Of the seven investments completed at the period end, one was already listed in Singapore at the time we invested, and three have subsequently listed on the UK's PLUS market. The market value of these investments based on the price at which they were listed or the last available trade price exceeds cost by £10.4 million. The net asset value of the Fund, using these values, as at 30 September 2006 was £58.5 million, equal to 117.0p per share.

The interim results show assets at fair value in accordance with International Accounting Standards. In most cases this is cost, except for Asia Water Technology, where trading volumes on Singapore's SESDAQ warrant disclosure at market value. No account has been taken of the remaining £10.0 million uplift in value in the Income Statement.


Investment Environment

Two of our investments were in businesses which were already listed at the time we invested. This is partially as a result of our belief that the market price of these businesses did not reflect their true potential, and partially as a result of recent changes in the regulatory and investment environment in China.

In September the Chinese Government brought in revised regulations governing the transfer of Chinese assets outside China ('Ordinance 10'). The main impact of the rules is to require central government approval for the transfer of assets and listing of businesses outside China. This adds an additional level of approval before investments can be made, slowing down the investment process considerably. Ordinance 10 is part of a broader change in the attitude of the Chinese Government to investment in China from overseas, with the Chinese Government attempting to slow down excessive investment and stamp out abuse, as well as create a more level playing field to enable the development of its own financial services sector.

Much of the fall-out is likely to be for the larger, more high profile transactions - in the SME sector where the Fund operates, investments are more likely to be approved given the continued difficulty listing locally caused by the backlog of applications for listing within China and shortage of finance to the sector.

The Chinese Government has indicated the areas of its economy where it favours foreign investment, which broadly speaking equates to energy, environment, education and where there is genuine technology transfer. These are areas in which the Fund Adviser, London Asia Capital plc ('LAC') is strong, and LAC has expanded its office network to 32 offices in China, covering 20 of China's provinces, giving it even greater access to investment opportunities.

The latest Five Year Plan for China's economy emphasizes China's need to protect its environment, reduce pollution, switch from fossil fuel to other energy sources and address the problems with its water supply and quality.

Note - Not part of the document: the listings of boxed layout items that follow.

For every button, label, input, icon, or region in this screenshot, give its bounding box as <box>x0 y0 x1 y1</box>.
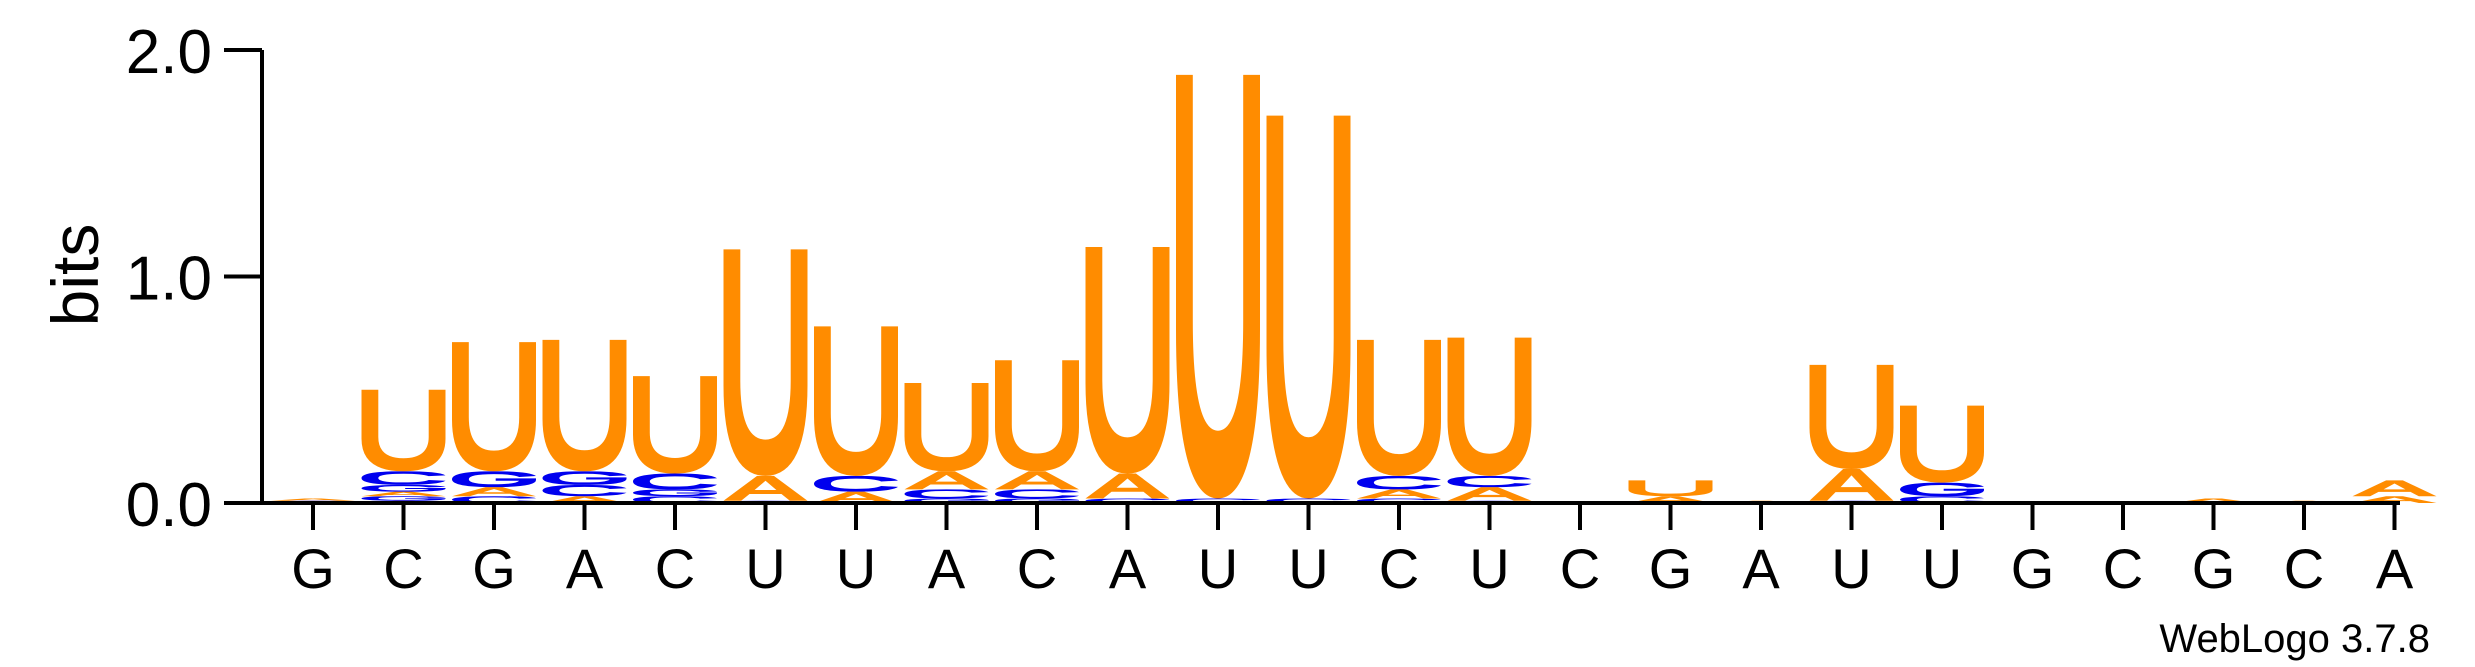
x-tick-label: U <box>1831 537 1871 600</box>
logo-letter-g <box>362 496 446 501</box>
x-tick-label: G <box>472 537 516 600</box>
logo-letter-a <box>995 471 1079 489</box>
logo-letter-u <box>1629 480 1713 496</box>
x-tick-label: U <box>836 537 876 600</box>
logo-letter-g <box>362 485 446 492</box>
logo-letter-u <box>995 360 1079 471</box>
logo-letter-u <box>362 390 446 472</box>
y-axis-label: bits <box>38 224 112 327</box>
logo-letter-a <box>905 471 989 489</box>
x-tick-label: C <box>383 537 423 600</box>
logo-letter-u <box>724 249 808 476</box>
x-tick-label: G <box>2011 537 2055 600</box>
weblogo-credit: WebLogo 3.7.8 <box>2159 617 2430 661</box>
y-tick-label: 2.0 <box>126 18 212 87</box>
x-tick-label: A <box>1109 537 1147 600</box>
x-tick-label: U <box>1469 537 1509 600</box>
x-tick-label: C <box>2103 537 2143 600</box>
x-tick-label: G <box>291 537 335 600</box>
x-tick-label: U <box>1198 537 1238 600</box>
logo-letter-a <box>362 492 446 497</box>
logo-letter-c <box>814 476 898 492</box>
logo-letter-g <box>452 471 536 487</box>
logo-letter-c <box>995 489 1079 498</box>
x-tick-label: C <box>1560 537 1600 600</box>
logo-letter-u <box>1900 406 1984 483</box>
y-axis-ticks: 0.0 1.0 2.0 <box>126 18 262 540</box>
logo-stacks <box>271 75 2437 503</box>
logo-letter-a <box>1448 487 1532 501</box>
x-tick-label: A <box>566 537 604 600</box>
logo-letter-c <box>905 489 989 498</box>
logo-letter-u <box>1357 340 1441 476</box>
logo-letter-u <box>633 376 717 473</box>
x-tick-label: C <box>2284 537 2324 600</box>
x-tick-label: A <box>928 537 966 600</box>
logo-letter-u <box>452 342 536 471</box>
logo-letter-c <box>1448 476 1532 487</box>
logo-letter-a <box>271 498 355 500</box>
logo-letter-a <box>2353 480 2437 496</box>
logo-letter-u <box>1086 247 1170 474</box>
logo-letter-u <box>1448 338 1532 476</box>
logo-letter-c <box>543 485 627 496</box>
logo-letter-u <box>905 383 989 471</box>
logo-letter-g <box>1900 483 1984 497</box>
x-tick-label: U <box>1922 537 1962 600</box>
logo-letter-u <box>543 340 627 471</box>
logo-letter-u <box>1176 75 1260 499</box>
x-tick-label: G <box>2192 537 2236 600</box>
x-tick-label: G <box>1649 537 1693 600</box>
logo-letter-u <box>814 326 898 475</box>
logo-letter-a <box>1357 489 1441 498</box>
logo-letter-g <box>633 489 717 496</box>
logo-letter-c <box>633 474 717 490</box>
x-tick-label: U <box>745 537 785 600</box>
y-tick-label: 1.0 <box>126 245 212 314</box>
logo-letter-a <box>724 476 808 501</box>
x-tick-label: C <box>1379 537 1419 600</box>
logo-letter-a <box>452 487 536 496</box>
x-tick-label: A <box>2376 537 2414 600</box>
x-tick-label: C <box>1017 537 1057 600</box>
x-tick-label: C <box>655 537 695 600</box>
logo-letter-c <box>362 471 446 485</box>
logo-letter-u <box>1810 365 1894 469</box>
y-tick-label: 0.0 <box>126 471 212 540</box>
logo-letter-a <box>1810 469 1894 501</box>
logo-letter-u <box>1267 116 1351 499</box>
logo-letter-g <box>543 471 627 485</box>
x-tick-label: U <box>1288 537 1328 600</box>
x-tick-label: A <box>1742 537 1780 600</box>
logo-letter-a <box>1086 474 1170 499</box>
logo-letter-c <box>1357 476 1441 490</box>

We are investing heavily in these areas.

We see the new rules and investment environment as being beneficial to our business.
They will reduce competition for deals, bring down prices and the longer time period for listings will mean more companies will require pre IPO finance. One side-effect of the new regulations is that those businesses already listed outside China or restructured under the old regulations are likely to have increased in value, as there will be fewer opportunities for foreign investors to invest in new Chinese deals outside China.
The new regulations also introduce the ability to do share swaps to acquire Chinese assets, which was previously heavily restricted, enabling our existing investments to acquire Chinese businesses using shares rather than cash. They may also mean that the Fund could invest alongside other lead investors, including LAC, rather than investing as sole or lead investor, as stated in the Admission Document.

Outlook

With the Fund now fully committed, our focus has shifted to realising the value of the portfolio through trade sales, IPO's and follow on financings, made easier by the new possibilities opened up by the re-opening of the Chinese Stock Markets to new listings, and the surplus capital available for investment in Chinese businesses as a result of the new regulations in China.


P.S. Maybe the new investments include LDC's portfolio? That could explain the delay in restructuring LDC.